= Musculoskeletal causes of back pain =

Most cases of back pain are related to issues in human musculoskeletal system and are not related to severe diseases. Musculoskeletal problems also called mechanical because many of them linked to vertebrae physical motions.

==Description==
Back pain itself is not considered a diagnosis, but rather a symptom of underlying (in most cases musculoskeletal) problems.
following:
- Vertebrae misalignment, which can cause nerve interference (also called subluxation), muscle tension, or muscle spasm
- Strained muscles
- Sprained ligaments
- Ruptured disks, which also called "slipped", or herniated disks
- Degenerative discs (lose their cushioning ability). The degeneration usually caused by repetitive strain, or injury, or aging.
- Irritated joints

== Back pain recurrence risk reduction ==

- Use safe lifting technique, don't bend over, and maintain your back straight when lifting heavy objects
- Push instead of pulling when moving heavy objects
- Stay active: regular exercises and physical activities help to maintain back muscles and ligaments strong. In turn, strong back muscles provide better support for spine to keep the vertebrae properly aligned, which can ease the back pain and reduce the risk of chronic back pain returning. Although, for acute back pain exercises usually not recommended and physical activity should be slow, but it is critical to keep moving as much as possible, because inactivity leads to weakening back muscles and ligaments, and to gain more weight, which might exacerbate back pain.
- Sit Up Straight!

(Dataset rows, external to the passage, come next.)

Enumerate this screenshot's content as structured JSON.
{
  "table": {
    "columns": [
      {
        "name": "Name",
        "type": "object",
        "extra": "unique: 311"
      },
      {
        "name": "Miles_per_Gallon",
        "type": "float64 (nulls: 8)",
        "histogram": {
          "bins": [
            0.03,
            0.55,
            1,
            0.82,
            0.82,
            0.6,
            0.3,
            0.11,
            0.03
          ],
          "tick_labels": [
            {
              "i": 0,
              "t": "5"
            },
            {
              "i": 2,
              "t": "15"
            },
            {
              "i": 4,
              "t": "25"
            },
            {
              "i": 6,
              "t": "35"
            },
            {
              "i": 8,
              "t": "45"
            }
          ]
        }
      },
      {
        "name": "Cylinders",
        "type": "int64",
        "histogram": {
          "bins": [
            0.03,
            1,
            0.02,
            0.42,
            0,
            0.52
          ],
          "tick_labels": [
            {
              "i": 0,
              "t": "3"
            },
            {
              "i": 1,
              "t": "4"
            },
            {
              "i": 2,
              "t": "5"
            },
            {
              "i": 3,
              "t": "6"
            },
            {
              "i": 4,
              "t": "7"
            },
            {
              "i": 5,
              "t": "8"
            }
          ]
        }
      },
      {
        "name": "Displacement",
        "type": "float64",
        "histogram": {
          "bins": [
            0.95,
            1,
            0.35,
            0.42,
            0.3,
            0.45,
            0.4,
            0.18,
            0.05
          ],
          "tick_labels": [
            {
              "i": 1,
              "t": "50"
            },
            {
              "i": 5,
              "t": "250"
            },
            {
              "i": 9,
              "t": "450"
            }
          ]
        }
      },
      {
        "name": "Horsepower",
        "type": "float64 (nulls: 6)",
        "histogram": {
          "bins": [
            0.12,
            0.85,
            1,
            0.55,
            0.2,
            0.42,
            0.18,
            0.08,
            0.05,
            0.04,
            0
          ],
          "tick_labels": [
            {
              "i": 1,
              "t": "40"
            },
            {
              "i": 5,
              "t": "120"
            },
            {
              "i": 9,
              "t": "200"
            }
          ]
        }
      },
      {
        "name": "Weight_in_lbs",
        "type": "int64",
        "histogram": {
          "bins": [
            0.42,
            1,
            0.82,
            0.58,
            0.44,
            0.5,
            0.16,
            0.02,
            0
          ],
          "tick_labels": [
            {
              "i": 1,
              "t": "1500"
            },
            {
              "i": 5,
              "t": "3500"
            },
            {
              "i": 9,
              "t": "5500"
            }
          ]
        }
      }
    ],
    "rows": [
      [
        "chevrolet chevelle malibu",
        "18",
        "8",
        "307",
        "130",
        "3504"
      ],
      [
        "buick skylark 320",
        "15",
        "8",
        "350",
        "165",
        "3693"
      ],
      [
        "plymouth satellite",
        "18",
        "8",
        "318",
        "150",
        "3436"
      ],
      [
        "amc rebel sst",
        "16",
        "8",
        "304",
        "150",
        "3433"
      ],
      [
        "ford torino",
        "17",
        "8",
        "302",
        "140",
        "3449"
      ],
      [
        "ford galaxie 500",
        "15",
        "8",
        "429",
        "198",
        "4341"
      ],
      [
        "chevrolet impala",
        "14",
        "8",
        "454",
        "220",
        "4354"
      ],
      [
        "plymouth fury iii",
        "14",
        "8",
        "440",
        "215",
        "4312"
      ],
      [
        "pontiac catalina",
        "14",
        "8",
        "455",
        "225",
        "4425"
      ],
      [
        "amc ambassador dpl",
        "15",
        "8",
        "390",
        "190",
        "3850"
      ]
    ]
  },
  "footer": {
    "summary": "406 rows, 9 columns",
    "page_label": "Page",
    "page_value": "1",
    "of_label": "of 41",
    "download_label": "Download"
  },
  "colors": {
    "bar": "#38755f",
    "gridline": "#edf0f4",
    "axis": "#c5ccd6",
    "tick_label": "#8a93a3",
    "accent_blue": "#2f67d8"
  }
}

The way you sit may either cause or help to prevent back pain.
- Maintain proper posture: In many cases poor posture (also called bad posture) is the root cause of back pain because of more stress on the disks and less back muscles activity. Most common bad posture samples are round back, sway back, forward head, excessive anterior and exterior pelvis tilts. Proper standing, sitting, and lifting techniques help to reduce the risk of back pain returning. Good posture trains and strengthens back muscles naturally. Maintaining good posture when walking, standing, and sitting in addition to standard medical treatments (and alternative therapies such as chiropractic manipulations) is likely to address the roots of many back pain problems.